Italy is popular as the land of art and, cheese! This is a place where cheese is life.

It is always said, ‘when in Rome, do as the Romans do’. That means that while you are visiting another place, follow the customs of that place. When in Italy, enjoying a meal at a restaurant, you do not get to request for some extra cheese on your pizza.

There, neither is the cheese free, nor would the request be appreciated. Asking for extra cheese is seen as a sign that the chef did not prepare the dish well. And in Italy, the chef is always right. Always.

#2 - China: Number ‘4’ is a bad omen.


                                                                          (Image source: https://bit.ly/1VIgPLJ)

We must have all faced this situation where the pronunciation of a word that conveys the best of intentions, is similar to that of a word with an extremely unfortunate meaning.
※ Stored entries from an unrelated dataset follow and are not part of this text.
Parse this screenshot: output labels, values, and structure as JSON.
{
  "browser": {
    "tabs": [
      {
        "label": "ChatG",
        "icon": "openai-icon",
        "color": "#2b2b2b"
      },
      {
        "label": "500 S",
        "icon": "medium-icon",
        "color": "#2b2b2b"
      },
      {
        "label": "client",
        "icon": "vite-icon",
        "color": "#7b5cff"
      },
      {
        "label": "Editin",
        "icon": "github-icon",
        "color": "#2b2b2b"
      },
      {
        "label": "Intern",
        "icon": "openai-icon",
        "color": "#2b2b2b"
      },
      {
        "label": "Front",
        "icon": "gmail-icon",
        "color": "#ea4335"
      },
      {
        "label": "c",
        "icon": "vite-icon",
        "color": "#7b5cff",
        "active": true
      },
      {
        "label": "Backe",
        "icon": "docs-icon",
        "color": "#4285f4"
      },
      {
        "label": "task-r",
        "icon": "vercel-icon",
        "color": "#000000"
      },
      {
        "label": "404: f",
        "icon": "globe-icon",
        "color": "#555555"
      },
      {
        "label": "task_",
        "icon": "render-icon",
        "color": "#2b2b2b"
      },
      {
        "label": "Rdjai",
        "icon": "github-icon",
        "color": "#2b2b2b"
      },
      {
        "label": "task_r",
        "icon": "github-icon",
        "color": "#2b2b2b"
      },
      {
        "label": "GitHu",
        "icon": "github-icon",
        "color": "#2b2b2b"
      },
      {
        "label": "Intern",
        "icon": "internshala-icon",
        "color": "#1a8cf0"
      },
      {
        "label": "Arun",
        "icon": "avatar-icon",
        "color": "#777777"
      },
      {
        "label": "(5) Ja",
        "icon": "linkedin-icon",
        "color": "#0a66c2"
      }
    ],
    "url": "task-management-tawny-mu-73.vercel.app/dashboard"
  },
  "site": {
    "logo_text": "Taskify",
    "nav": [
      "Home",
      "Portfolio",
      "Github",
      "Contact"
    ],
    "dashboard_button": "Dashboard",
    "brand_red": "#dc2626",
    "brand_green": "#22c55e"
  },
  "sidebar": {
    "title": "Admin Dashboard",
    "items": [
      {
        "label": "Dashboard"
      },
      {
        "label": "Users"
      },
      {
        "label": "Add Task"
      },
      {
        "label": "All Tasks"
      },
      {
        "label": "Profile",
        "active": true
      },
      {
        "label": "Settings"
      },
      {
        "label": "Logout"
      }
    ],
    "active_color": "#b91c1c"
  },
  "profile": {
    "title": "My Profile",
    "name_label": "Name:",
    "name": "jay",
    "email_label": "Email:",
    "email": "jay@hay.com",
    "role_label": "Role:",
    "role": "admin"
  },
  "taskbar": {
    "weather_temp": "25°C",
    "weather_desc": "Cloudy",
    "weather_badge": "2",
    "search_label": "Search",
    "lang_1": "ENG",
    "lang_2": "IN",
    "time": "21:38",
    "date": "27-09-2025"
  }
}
If we are new learners of a language which has such occurrences, we could land in some deep trouble. But, ever heard of such linguistic challenges deciding the fate of an entire nation? Welcome to China!

In China. One cannot see the number ‘4’ anywhere! According to the Chinese, the number is a bad omen, as the pronunciation of the word for ‘4’ is similar to that of the word for ‘death’. This means that hotels do not have floors numbered 4, 14, 24, 40, 41, 42 and so on!
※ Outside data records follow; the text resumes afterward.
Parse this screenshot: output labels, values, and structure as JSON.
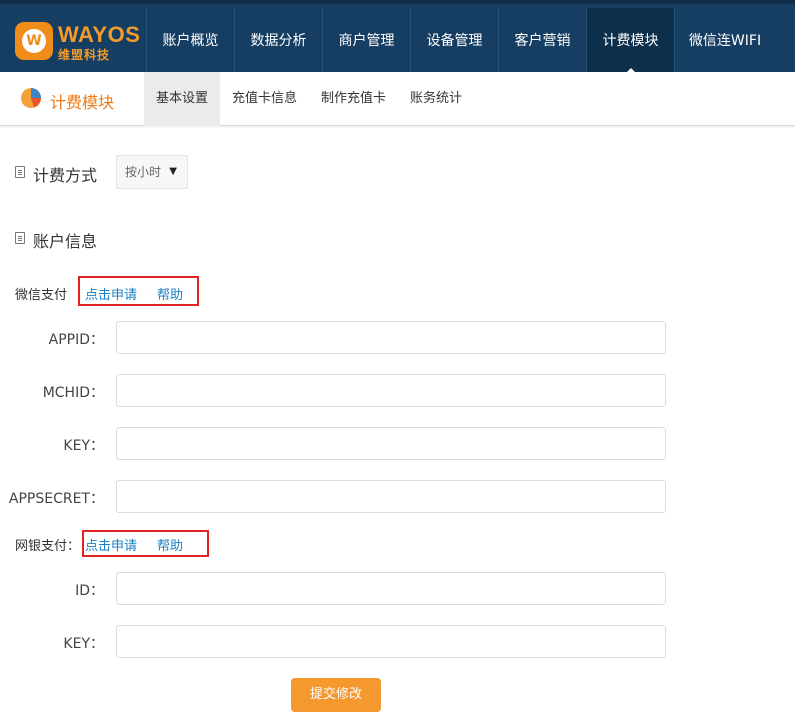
{
  "brand": {
    "name": "WAYOS",
    "subtitle": "维盟科技",
    "badge_letter": "W"
  },
  "nav": {
    "items": [
      {
        "label": "账户概览",
        "active": false
      },
      {
        "label": "数据分析",
        "active": false
      },
      {
        "label": "商户管理",
        "active": false
      },
      {
        "label": "设备管理",
        "active": false
      },
      {
        "label": "客户营销",
        "active": false
      },
      {
        "label": "计费模块",
        "active": true
      },
      {
        "label": "微信连WIFI",
        "active": false
      }
    ]
  },
  "module": {
    "title": "计费模块",
    "tabs": [
      {
        "label": "基本设置",
        "active": true
      },
      {
        "label": "充值卡信息",
        "active": false
      },
      {
        "label": "制作充值卡",
        "active": false
      },
      {
        "label": "账务统计",
        "active": false
      }
    ]
  },
  "billing": {
    "title": "计费方式",
    "selected": "按小时"
  },
  "account": {
    "title": "账户信息",
    "wechat": {
      "label": "微信支付",
      "apply_link": "点击申请",
      "help_link": "帮助",
      "fields": [
        {
          "label": "APPID：",
          "value": ""
        },
        {
          "label": "MCHID：",
          "value": ""
        },
        {
          "label": "KEY：",
          "value": ""
        },
        {
          "label": "APPSECRET：",
          "value": ""
        }
      ]
    },
    "bank": {
      "label": "网银支付：",
      "apply_link": "点击申请",
      "help_link": "帮助",
      "fields": [
        {
          "label": "ID：",
          "value": ""
        },
        {
          "label": "KEY：",
          "value": ""
        }
      ]
    }
  },
  "submit_label": "提交修改",
  "colors": {
    "topbar": "#163e62",
    "accent": "#f07a18",
    "link": "#1a7fc5",
    "highlight_box": "#e02424",
    "button": "#f5982e"
  }
}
#3 - Russia: Even numbers of flowers are associated with funerals



If you are in Russia and plan to present flowers to your host or a friend native to Russia, make sure to count the number of flowers you will be presenting them with. This is because an even number of them will not be appreciated.

In Russia, even numbers of flowers are associated with funerals and occasions when one is grieving. During happy gatherings, only an uneven number of flowers, preferably more than 5, is given. It is also advised to stay clear of yellow blossoms during merry occasions, as even this is associated with funerals.

#4 - France: Baguette cannot be placed upside down



The world knows French culture, along with the British, as a key influence on etiquette. In France, the baguette, a thin, long bread, is extremely important! Placing it upside down is not accepted in this country!

Legend has it that this came to be in the Middle Ages, when bakers would set aside a baguette for the busy King’s executioners, by placing them inverted. Customers would get the cue and leave it untouched, for the executioners to pick them up later, after finishing their job. In modern times, placing the bread upside down is expected to bring bad luck— as an invitation to poverty, hunger and the executioner himself into one’s home.

Another version of this legend states that bakers, unimpressed with visits from the executioners, would sell them their handpicked stalest loaves, by placing them upside down.

#5 - Malaysia: It is rude to touch a person’s head.



In Malaysia, touching the head of a person is considered to be rude and disrespectful.

People here believe that the head is where the soul lies. The head is also considered the most important and holy part of the body, and is not supposed to be touched. This is also true for the Buddha’s statue, and true for all Malays. All this, however, does not apply to close friends and family. But, seeking permission before touching the head or ruffling the hair is always better.